Helen Brach: Gone But Not Forgotten

Earth-Shattering Revelations?

Heken Brach, victim

In early March 2005, Chicago was still shaking off the chill from the winter when things suddenly began to heat up again in the story of Helen Brach. Depending on whom you talked to, it was either been-there-done-that or earth-shattering revelations that would spring Richard Bailey from jail and finally provide an answer to what happened to the candy heiress.

On behalf of Bailey, who is now almost a decade into a 30-year term for his role in the swindle that most people believe cost Brach her life, attorney Kathleen Zellner filed a long brief with the Seventh Circuit of Appeals arguing for a new sentencing hearing for the con man.

Zellner asked the appellate court to order federal Judge Milton Shadur to resentence Bailey in light of the fact that someone else had killed Helen.

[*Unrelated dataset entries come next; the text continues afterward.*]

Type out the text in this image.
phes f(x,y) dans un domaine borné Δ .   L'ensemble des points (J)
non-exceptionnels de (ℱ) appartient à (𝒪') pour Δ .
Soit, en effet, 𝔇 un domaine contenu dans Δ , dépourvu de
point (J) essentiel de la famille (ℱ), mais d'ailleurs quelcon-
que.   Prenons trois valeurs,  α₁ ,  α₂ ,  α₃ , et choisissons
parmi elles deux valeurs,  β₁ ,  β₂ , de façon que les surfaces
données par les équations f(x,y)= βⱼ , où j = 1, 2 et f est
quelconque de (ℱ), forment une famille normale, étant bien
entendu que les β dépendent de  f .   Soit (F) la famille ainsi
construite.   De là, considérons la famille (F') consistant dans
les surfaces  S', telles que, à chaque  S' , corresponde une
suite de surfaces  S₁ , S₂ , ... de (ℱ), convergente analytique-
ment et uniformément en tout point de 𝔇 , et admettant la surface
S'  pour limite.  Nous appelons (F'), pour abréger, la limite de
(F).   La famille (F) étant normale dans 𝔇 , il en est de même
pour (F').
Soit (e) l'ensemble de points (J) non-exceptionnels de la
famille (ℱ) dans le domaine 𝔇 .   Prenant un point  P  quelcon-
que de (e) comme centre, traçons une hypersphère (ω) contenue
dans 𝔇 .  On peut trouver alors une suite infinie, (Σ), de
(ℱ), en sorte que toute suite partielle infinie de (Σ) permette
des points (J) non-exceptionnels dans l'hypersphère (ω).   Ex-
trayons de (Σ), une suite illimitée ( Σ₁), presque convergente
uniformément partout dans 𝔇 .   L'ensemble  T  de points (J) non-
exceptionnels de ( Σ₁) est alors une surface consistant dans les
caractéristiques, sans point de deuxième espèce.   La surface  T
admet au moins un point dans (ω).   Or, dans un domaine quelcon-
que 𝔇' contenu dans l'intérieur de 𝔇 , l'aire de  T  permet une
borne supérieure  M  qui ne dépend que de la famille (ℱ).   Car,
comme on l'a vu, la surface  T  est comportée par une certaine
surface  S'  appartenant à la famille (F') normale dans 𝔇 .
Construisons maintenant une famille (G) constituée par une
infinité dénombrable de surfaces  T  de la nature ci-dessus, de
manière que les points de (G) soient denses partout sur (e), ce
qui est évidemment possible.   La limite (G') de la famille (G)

Shadur's 30-year term was predicated on his finding that "on the record before this Court it is more probable than not that Bailey did commit the offenses of conspiring to murder and soliciting the murder of Helen Brach, as charged in Racketeering Act Four in Count Two of the indictment."

Attorney Kathleen Zellner
Attorney Kathleen Zellner

If the unnamed informant who had apparently confessed his involvement to the federal Bureau of Alcohol, Tobacco and Firearms was to be believed, then Bailey actually had nothing to do with Brach's murder, and therefore did not deserve the sentence Shadur gave him.

Under the federal rules of criminal procedure, the appeals court had 30 days to decide whether to grant Bailey's motion for a new sentencing hearing.

The filing reignited interest in the dormant case, which is still unsolved.